- Born: 16 August 1968 (age 58)
- Education: University of Cape Town (Bachelor of Social Science, 1989)
- Occupation: Animal communicator

= Anna Breytenbach =

South African interspecies communicator

Anna Breytenbach (born 16 August 1968) is a South African animal communicator, animal activist, conservationist, and public speaker.

==Biography==

===Early life and career===

Anna Breytenbach was born on 16 August 1968 in Cape Town, South Africa to Barbara Breytenbach (née Finn) and Johannes Cloete Breytenbach. After having successfully studied psychology, Marketing and Economics at the University of Cape Town she entered the corporate world.
She had a career for 12 years in Human Resources and Information Technology, in both Australia and the USA. Since 2004 Anna Breytenbach has practised as a professional animal communicator. She currently lives in coastal South Africa and conducts safaris on animal communication in South Africa.

===Interspecies communication===
In her twenties she decided to pursue her passion for wildlife (big cats in particular) by becoming a cheetah handler at a conservation education project. On moving to America, she explored wolf and other predator conservation. She has also served on committees for wolf, snow leopard, cheetah and mountain lion conservation.

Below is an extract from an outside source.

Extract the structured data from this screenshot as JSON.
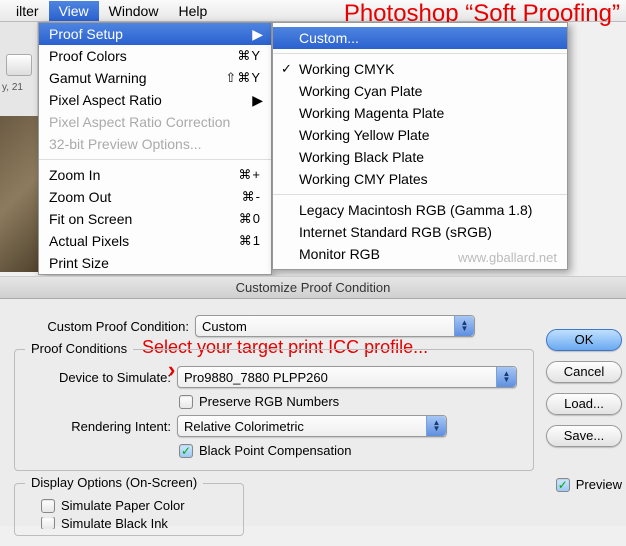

Observing and being in close contact with these animals she says she found that she became more empathic. During her tracking training with the Wilderness Awareness School just outside Seattle, Washington she says she began to experience a heightened state of awareness with regard to the animals she was tracking. Having been raised in Africa, she had little experience or knowledge about North American species and therefore found it difficult to analyze or interpret their footprints in any logical way based on visual cues. Her mentors suggested that instead she should "feel" the energy from the track - whereupon she says she started to get brief mental images or other 'sensings'. These "sudden knowings" would subsequently prove to be true. She then researched this phenomenon further and studied to advanced levels through the Assisi International Animal Institute in the US from 2001 to 2004.

Subsequently, she worked at CyberTracker International, the inventors of CyberTracker, a piece of free GPS data collection software used across the world for monitoring and managing wildlife.
She travels widely lecturing on animal conservation issues and teaching animal communication.

===Documentary film and public appearance===
Anna Breytenbach was in 2012 the subject of a 52-minute documentary film produced by Swati Thiyagarajan, Craig Foster and Damon Foster entitled "The Animal Communicator". This documentary was nominated for Best Long Documentary and Best Director of the "Jade Kunlun" Awards of 2012 World Mountain Documentary Festival of Qinghai China.

A short clip from the documentary film depicting Breytenbach's interaction with a black leopard at the Jukani Predator Park in South Africa was published on YouTube and went viral with over 4.5 million views.

Anna Breytenbach gave a talk on interspecies communication at the Findhorn Foundation in 2013; and appeared in a segment on South African television programme Carte Blanche in March 2014.

She was also featured on Buddha At The Gas Pump, "a series of interviews with spiritual teachers and awakened gurus" in 2019.